Kate hesitated, and then went on.
“He’s telling Lacy they met two years ago at the Pavilion on Tulip Bend. She was there with some friends—lunch or something—and Lemon Featherlight was walking through—he’s a good-looking man, dresses well—one of Lacy’s friends waved to him and he came over.”
“Lacy get this friend’s name?”
Kate shrugged.
“You’ll have to talk to Lacy about that.”
“I’m still not getting the point.”
Kate paused, looked at Nick.
“Lacy says Lemon got pretty close to Sylvia. Lemon says they became … friends.”
Nick thought that over.
“I’m still in the dark. Where does this go?”
“Lemon Featherlight says Sylvia used to invite him home. Sometimes Miles would be there …”
Kate let it hang there.
Nick had some coffee, his gray eyes lowered. She could see his mind working.
“The three of them?”
Kate tilted her head to the left, gave him a wry look, older than her years.
“This is not entirely unknown in Niceville, Nick.
Or in the rest of the world. Some pretty wild things went on in the twenties, and then again in the eighties. Even in the best families, so I hear.”
“Not in mine.”
“Sweetheart, your family’s in Los Angeles. You grew up surfing off Santa Monica pier with your sister. Your father is an entertainment lawyer and your mother runs a hospital and they’re both as frigidly unappealing as banana-flavored Popsicles. How they ever got you and Nora I’ll never understand. They must have been trying out a new yoga move when they fell over and accidentally had sex.”

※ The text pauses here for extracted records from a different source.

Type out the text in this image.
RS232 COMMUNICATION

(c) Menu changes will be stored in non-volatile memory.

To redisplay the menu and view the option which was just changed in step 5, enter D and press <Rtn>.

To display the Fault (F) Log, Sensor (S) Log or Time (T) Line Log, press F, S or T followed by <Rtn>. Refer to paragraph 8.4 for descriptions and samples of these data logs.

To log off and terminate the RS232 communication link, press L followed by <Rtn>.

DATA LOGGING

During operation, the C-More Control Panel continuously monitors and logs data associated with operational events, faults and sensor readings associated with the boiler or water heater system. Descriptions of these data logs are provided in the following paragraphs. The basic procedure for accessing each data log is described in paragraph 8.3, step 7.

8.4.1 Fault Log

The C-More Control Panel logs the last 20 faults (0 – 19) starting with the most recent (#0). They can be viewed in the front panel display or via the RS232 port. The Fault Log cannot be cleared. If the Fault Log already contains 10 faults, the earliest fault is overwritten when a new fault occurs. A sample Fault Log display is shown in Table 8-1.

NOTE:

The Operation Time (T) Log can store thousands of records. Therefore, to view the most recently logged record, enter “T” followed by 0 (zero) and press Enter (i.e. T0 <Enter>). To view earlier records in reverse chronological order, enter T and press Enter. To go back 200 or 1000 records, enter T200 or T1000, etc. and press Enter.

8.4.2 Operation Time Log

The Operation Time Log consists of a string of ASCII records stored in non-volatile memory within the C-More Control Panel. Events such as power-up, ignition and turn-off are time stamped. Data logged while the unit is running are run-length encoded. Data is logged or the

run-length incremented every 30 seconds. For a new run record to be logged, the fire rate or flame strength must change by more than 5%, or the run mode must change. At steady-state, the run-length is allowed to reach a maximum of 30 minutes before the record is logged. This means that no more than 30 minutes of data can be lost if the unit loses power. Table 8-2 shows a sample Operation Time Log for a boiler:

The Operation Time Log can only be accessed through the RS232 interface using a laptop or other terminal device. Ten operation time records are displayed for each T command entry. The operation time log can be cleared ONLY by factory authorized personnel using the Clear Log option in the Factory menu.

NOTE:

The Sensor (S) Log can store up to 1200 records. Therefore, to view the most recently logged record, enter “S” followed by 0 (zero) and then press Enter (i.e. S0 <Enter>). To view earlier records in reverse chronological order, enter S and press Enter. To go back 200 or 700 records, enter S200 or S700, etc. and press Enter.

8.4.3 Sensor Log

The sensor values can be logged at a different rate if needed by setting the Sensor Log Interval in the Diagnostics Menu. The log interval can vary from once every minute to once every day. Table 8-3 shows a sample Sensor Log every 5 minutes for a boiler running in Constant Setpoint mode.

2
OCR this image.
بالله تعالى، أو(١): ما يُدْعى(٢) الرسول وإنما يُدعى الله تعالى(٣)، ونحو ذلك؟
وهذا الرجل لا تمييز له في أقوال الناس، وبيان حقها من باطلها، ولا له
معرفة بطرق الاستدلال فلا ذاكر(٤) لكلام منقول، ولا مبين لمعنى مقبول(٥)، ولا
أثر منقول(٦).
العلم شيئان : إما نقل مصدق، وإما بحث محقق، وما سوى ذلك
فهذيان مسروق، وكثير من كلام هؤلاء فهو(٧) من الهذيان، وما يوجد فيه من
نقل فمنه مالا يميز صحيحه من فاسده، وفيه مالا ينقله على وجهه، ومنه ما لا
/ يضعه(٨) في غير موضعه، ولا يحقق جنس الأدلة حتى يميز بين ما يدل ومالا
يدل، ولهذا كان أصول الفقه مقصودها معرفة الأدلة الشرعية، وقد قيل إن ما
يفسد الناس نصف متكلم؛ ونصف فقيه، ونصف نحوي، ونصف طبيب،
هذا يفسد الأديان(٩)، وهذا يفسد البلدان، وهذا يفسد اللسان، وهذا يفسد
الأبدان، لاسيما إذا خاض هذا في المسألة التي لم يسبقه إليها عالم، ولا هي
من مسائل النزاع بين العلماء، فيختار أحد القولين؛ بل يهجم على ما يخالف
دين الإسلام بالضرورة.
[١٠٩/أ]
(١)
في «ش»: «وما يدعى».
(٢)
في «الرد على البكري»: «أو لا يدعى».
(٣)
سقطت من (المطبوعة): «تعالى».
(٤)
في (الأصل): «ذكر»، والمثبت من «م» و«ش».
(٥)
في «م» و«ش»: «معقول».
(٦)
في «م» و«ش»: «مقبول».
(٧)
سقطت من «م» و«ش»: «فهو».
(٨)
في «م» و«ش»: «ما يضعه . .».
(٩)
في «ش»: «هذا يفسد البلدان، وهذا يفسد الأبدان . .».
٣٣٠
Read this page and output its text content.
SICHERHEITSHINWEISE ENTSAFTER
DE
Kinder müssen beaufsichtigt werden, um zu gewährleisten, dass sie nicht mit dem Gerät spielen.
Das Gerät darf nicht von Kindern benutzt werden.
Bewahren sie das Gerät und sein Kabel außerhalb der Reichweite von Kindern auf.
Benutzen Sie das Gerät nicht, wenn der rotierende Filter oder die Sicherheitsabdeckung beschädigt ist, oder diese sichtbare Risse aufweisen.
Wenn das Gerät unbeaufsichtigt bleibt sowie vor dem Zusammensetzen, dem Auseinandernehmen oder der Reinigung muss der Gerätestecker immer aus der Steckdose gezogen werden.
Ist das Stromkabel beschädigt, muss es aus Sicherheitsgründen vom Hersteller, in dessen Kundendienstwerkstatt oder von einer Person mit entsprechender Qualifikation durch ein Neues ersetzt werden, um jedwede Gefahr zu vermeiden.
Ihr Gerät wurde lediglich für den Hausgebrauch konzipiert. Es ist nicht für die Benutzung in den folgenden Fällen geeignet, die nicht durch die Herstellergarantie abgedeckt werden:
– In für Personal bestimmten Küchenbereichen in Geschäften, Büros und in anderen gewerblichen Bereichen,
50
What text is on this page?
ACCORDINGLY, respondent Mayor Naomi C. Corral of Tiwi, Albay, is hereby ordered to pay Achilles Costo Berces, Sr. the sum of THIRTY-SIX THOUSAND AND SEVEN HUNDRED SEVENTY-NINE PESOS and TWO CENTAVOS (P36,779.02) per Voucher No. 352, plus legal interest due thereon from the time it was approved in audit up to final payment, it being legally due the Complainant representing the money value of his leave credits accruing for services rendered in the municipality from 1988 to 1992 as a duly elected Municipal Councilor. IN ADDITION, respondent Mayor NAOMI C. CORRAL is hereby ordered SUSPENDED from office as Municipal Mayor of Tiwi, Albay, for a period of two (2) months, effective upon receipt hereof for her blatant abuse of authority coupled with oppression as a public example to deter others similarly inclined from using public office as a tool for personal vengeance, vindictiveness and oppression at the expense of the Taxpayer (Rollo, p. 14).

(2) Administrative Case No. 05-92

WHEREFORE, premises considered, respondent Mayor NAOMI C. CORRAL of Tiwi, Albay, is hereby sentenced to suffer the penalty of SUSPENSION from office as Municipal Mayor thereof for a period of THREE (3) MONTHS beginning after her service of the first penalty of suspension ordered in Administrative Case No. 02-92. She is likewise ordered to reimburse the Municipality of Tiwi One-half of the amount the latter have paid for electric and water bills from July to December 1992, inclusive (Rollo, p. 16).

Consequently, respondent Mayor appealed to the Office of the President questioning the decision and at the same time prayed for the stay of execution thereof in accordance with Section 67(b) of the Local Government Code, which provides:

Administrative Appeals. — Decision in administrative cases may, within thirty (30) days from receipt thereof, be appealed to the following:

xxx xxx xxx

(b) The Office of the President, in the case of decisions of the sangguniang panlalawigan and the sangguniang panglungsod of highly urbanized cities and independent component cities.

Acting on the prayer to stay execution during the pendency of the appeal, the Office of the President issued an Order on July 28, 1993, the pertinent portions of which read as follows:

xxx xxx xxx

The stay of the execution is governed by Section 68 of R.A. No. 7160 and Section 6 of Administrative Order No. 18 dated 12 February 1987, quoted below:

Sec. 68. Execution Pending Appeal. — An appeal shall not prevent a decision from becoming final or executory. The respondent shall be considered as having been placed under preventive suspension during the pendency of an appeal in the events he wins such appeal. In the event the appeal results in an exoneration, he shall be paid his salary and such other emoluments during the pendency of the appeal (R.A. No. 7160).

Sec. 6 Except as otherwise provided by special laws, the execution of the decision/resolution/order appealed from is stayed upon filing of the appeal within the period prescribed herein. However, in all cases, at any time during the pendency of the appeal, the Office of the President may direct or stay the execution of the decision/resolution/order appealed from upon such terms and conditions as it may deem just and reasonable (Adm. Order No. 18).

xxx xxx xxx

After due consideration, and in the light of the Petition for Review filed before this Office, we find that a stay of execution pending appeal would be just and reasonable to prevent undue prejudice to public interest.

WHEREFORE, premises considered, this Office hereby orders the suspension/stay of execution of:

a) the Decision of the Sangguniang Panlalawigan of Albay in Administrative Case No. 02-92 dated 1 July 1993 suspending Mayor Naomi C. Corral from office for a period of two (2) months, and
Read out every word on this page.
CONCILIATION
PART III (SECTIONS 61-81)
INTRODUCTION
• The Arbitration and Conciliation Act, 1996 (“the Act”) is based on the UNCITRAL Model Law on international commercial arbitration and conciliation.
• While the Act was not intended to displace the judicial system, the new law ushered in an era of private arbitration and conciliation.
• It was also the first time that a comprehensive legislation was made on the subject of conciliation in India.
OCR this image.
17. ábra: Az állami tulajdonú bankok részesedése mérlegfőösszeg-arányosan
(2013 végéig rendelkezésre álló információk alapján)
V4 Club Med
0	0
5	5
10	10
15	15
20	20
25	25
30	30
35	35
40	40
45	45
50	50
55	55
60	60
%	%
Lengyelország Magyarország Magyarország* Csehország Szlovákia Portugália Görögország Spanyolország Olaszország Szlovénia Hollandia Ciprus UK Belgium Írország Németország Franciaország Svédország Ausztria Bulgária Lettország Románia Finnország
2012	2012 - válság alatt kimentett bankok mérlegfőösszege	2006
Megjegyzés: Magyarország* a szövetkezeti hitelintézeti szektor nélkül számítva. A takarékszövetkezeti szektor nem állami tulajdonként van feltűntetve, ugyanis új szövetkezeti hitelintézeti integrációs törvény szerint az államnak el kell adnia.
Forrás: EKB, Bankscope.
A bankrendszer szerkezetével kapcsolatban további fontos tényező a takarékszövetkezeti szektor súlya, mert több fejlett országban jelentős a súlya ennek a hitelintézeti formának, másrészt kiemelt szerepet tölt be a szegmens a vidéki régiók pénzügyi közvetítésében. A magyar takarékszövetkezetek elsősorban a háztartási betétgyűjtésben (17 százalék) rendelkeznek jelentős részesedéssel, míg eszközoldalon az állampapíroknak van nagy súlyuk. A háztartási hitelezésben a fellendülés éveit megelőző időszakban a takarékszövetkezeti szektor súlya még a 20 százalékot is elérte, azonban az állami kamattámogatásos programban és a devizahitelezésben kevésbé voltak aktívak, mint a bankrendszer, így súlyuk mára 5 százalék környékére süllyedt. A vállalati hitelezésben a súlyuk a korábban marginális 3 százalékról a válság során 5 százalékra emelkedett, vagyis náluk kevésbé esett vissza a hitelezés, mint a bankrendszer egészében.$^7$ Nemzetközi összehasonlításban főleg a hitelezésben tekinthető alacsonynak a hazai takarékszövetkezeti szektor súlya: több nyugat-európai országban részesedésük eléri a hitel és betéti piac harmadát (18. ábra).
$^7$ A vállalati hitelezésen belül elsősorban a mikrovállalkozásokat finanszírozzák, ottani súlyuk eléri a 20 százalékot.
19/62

Nick had to smile at that. She was dead right. His parents got intensely passionate about the die-off in the delta smelt population, but they really didn’t give a damn about actual humans. They’d had two kids, Nick and his twin sister, Nora, reacted with quiet horror at the brute physicality of the birth process, cutesy-named the results Nick and Nora as if they were a pair of teacup Yorkies. Then they went out ASAP and got themselves vasectomies and tubal ligations, one each, and that was that for that. Kate smiled, touched his cheek.
“Nick, I keep telling you, Niceville is different, even more than the way the whole South is different. Maybe it’s the heat, maybe there really is something weird in Crater Sink. Niceville has a strange pulse. Remember, I grew up here.”
“That why your dad lives so far away from it?”
Kate smiled at him. Ever since she had asked her father about the Rainey Teague disappearance a year ago, he had gracefully but continually managed to avoid talking about it at all, other than to ask her, now and then, in a careful tone, whether she still had “that damned old mirror” upstairs.
Which they did.
Kate didn’t answer Nick’s question, which was clearly rhetorical. He had moved on to Lemon Featherlight anyway.
“Featherlight’s gone to see Rainey maybe twelve times in the last year. I guess you already know that?”